High school home economics teacher Edith Armstead Gray was born on November 19, 1910 in Galveston, Texas to Millie and Henry Armstead. Although Gray and her family sometimes worked as farm laborers picking cotton, her parents valued education and encouraged their children to attend college. She attended Lamarque Public School and Booker T. Washington School in Lamarque, Texas before earning her high school diploma from Central High School in Galveston in 1930. The following year, Gray enrolled at Tuskegee Institute, slowly working her way towards her degree. As a member of the Tuskegee 100 Voice Choir, she traveled with the group across the country for six weeks singing at Radio City Music Hall in New York and for President Franklin Roosevelt's mother's birthday in 1932.

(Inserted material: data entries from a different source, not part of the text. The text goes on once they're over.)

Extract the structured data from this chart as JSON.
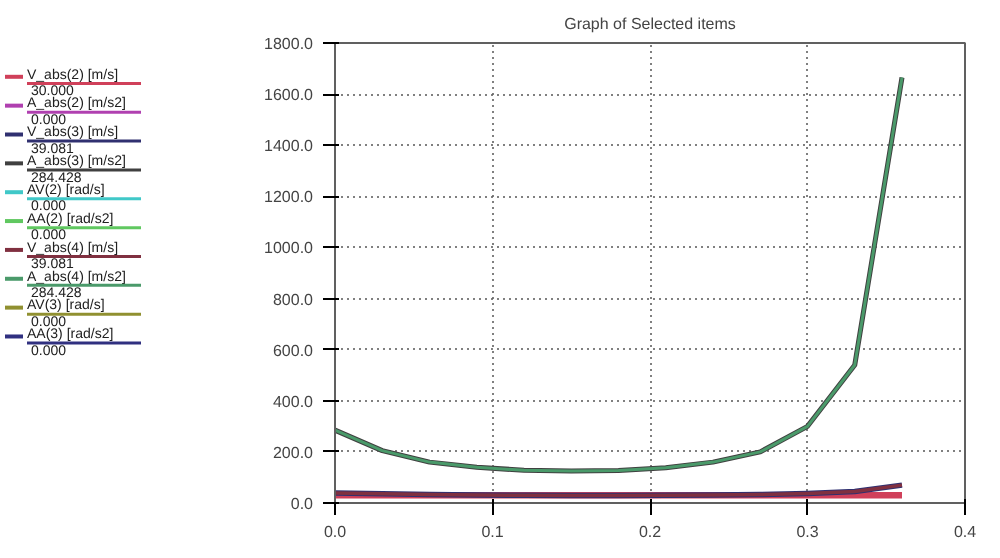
{
  "chart_data": {
    "type": "line",
    "title": "Graph of Selected items",
    "x": [
      0,
      0.03,
      0.06,
      0.09,
      0.12,
      0.15,
      0.18,
      0.21,
      0.24,
      0.27,
      0.3,
      0.33,
      0.36
    ],
    "series": [
      {
        "name": "V_abs(2) [m/s]",
        "color": "#d0405a",
        "values": [
          30,
          30,
          30,
          30,
          30,
          30,
          30,
          30,
          30,
          30,
          30,
          30,
          30
        ]
      },
      {
        "name": "A_abs(2) [m/s2]",
        "color": "#b040b0",
        "values": [
          null,
          null,
          null,
          null,
          null,
          null,
          null,
          null,
          null,
          null,
          null,
          null,
          null
        ]
      },
      {
        "name": "V_abs(3) [m/s]",
        "color": "#303070",
        "values": [
          39,
          36,
          33,
          31,
          30,
          29,
          29,
          30,
          31,
          33,
          37,
          45,
          70
        ]
      },
      {
        "name": "A_abs(3) [m/s2]",
        "color": "#404040",
        "values": [
          285,
          205,
          160,
          140,
          128,
          125,
          127,
          138,
          160,
          200,
          300,
          540,
          1665
        ]
      },
      {
        "name": "AV(2) [rad/s]",
        "color": "#40c8c8",
        "values": [
          null,
          null,
          null,
          null,
          null,
          null,
          null,
          null,
          null,
          null,
          null,
          null,
          null
        ]
      },
      {
        "name": "AA(2) [rad/s2]",
        "color": "#60c860",
        "values": [
          null,
          null,
          null,
          null,
          null,
          null,
          null,
          null,
          null,
          null,
          null,
          null,
          null
        ]
      },
      {
        "name": "V_abs(4) [m/s]",
        "color": "#803040",
        "values": [
          39,
          36,
          33,
          31,
          30,
          29,
          29,
          30,
          31,
          33,
          37,
          45,
          70
        ]
      },
      {
        "name": "A_abs(4) [m/s2]",
        "color": "#4a9a6a",
        "values": [
          285,
          205,
          160,
          140,
          128,
          125,
          127,
          138,
          160,
          200,
          300,
          540,
          1665
        ]
      },
      {
        "name": "AV(3) [rad/s]",
        "color": "#909030",
        "values": [
          null,
          null,
          null,
          null,
          null,
          null,
          null,
          null,
          null,
          null,
          null,
          null,
          null
        ]
      },
      {
        "name": "AA(3) [rad/s2]",
        "color": "#303080",
        "values": [
          null,
          null,
          null,
          null,
          null,
          null,
          null,
          null,
          null,
          null,
          null,
          null,
          null
        ]
      }
    ],
    "annotations": [
      "30.000",
      "0.000",
      "39.081",
      "284.428",
      "0.000",
      "0.000",
      "39.081",
      "284.428",
      "0.000",
      "0.000"
    ],
    "xlim": [
      0,
      0.4
    ],
    "ylim": [
      0,
      1800
    ],
    "xticks": [
      {
        "value": 0,
        "label": "0.0"
      },
      {
        "value": 0.1,
        "label": "0.1"
      },
      {
        "value": 0.2,
        "label": "0.2"
      },
      {
        "value": 0.3,
        "label": "0.3"
      },
      {
        "value": 0.4,
        "label": "0.4"
      }
    ],
    "yticks": [
      {
        "value": 0,
        "label": "0.0"
      },
      {
        "value": 200,
        "label": "200.0"
      },
      {
        "value": 400,
        "label": "400.0"
      },
      {
        "value": 600,
        "label": "600.0"
      },
      {
        "value": 800,
        "label": "800.0"
      },
      {
        "value": 1000,
        "label": "1000.0"
      },
      {
        "value": 1200,
        "label": "1200.0"
      },
      {
        "value": 1400,
        "label": "1400.0"
      },
      {
        "value": 1600,
        "label": "1600.0"
      },
      {
        "value": 1800,
        "label": "1800.0"
      }
    ],
    "grid": true,
    "legend": "left",
    "marker": "none",
    "line_style": "solid"
  }
}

In the mid-1930s, when she was no longer able to pay tuition, she returned to Texas where she worked as a seamstress. In 1934, she received her first and only teaching job with the Conecuh County Board of Education in Alabama, teaching home economics until she retired in 1976. While teaching, she completed her studies at Tuskegee and earned her B.S. degree in 1940, nearly ten years after she enrolled. In 1966, Gray joined the National Association for the Advancement of Colored People and served as the first secretary for the Conecuh County chapter, where she helped to organize people for civil rights protests and tried to increase the membership.
Gray is widowed and has three adult children, Frederick, Jerome and Phyllis.
Edith Armstead Gray was interviewed by TheHistoryMakers on May 18, 2004.